Secara umum, otak dibagi menjadi 3 wilayah besar. Wilayah pertama adalah batang otak dan otak kecil. Bagian ini berfungsi menghubungkan otak dengan susunan saraf yang menghidupi seluruh tubuh manusia, lewat sumsum tulang belakang. Di bagian inilah fungsi vital kehidupan manusia diatur. Diantaranya adalah denyut jantung, gerakan paru-paru, tekanan darah, dan mengatur keseimbangan gerakan. Daerah ini menjadi semacam saklar kehidupan yang mengatur on-off otak, alias mati tidaknya seorang manusia.

Wilayah kedua, adalah Otak Tengah dengan Sistem Limbiknya. Wilayah ini mengatur fungsi luhur manusia yang meliputi fungsi rasional dan emosional. Hasilnya adalah getaran yang meresonansi jantung, dan dikenal sebagai ’perasaan’.

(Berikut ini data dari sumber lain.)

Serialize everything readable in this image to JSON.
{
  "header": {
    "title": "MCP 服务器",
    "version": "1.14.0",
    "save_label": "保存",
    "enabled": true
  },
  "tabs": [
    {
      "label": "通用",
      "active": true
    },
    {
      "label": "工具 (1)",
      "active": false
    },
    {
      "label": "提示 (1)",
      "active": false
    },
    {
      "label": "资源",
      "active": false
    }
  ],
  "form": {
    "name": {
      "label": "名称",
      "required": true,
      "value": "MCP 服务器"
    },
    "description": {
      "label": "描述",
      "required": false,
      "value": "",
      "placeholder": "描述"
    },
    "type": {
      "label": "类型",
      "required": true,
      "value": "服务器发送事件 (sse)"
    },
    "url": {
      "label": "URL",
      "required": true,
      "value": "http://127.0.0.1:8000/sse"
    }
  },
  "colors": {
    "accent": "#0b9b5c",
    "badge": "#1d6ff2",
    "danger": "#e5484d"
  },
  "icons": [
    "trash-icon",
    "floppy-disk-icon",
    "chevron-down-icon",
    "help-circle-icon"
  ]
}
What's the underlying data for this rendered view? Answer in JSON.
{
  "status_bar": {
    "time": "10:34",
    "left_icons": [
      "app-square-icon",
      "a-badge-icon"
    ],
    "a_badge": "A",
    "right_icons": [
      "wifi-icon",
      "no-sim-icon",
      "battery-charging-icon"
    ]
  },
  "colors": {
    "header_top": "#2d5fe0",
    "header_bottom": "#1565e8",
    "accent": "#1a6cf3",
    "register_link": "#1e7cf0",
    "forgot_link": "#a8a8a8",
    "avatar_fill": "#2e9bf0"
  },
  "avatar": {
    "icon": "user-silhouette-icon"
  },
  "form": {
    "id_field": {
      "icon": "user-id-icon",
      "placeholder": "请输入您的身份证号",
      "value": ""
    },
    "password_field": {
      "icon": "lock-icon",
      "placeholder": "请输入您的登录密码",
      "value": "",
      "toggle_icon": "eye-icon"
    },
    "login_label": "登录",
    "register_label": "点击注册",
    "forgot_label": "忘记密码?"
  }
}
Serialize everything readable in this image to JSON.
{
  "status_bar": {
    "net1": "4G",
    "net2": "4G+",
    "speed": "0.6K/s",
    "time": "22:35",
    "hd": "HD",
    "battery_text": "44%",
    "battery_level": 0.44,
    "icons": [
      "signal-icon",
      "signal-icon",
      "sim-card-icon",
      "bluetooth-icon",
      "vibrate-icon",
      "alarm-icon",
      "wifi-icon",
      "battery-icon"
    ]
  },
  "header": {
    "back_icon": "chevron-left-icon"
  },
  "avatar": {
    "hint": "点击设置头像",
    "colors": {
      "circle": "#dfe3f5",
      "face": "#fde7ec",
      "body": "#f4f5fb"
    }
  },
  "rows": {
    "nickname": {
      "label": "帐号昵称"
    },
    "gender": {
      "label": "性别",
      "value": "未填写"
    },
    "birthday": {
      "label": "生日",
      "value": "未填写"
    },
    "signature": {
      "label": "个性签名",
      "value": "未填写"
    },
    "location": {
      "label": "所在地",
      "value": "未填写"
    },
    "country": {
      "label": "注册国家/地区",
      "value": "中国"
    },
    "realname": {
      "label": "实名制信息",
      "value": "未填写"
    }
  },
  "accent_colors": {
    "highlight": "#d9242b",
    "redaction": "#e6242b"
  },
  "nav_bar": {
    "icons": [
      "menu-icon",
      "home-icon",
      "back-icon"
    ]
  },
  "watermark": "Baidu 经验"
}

Sedangkan wilayah ketiga, adalah permukaan kulit otak alias cortex cerebri. Inilah wilayah otak yang khas dimiliki oleh manusia, yang dengannya peradaban manusia terbentuk. Permukaan otak ini terbagi menjadi dua belahan, kanan dan kiri. Yang sebelah kanan bekerja secara intuitif dan artistik, tidak runtut. Sedangkan yang sebelah kiri bekerja dengan mekanisme matematis yang lebih runtut mengandalkan rasio, logika dan analisa. Namun, kedua belahan otak itu adalah bagian dari otak yang ’berpikir’. Bukan bagian yang emosional. Memori emosional tetap tersimpan di dalam Amygdala, dalam Sistem Limbik.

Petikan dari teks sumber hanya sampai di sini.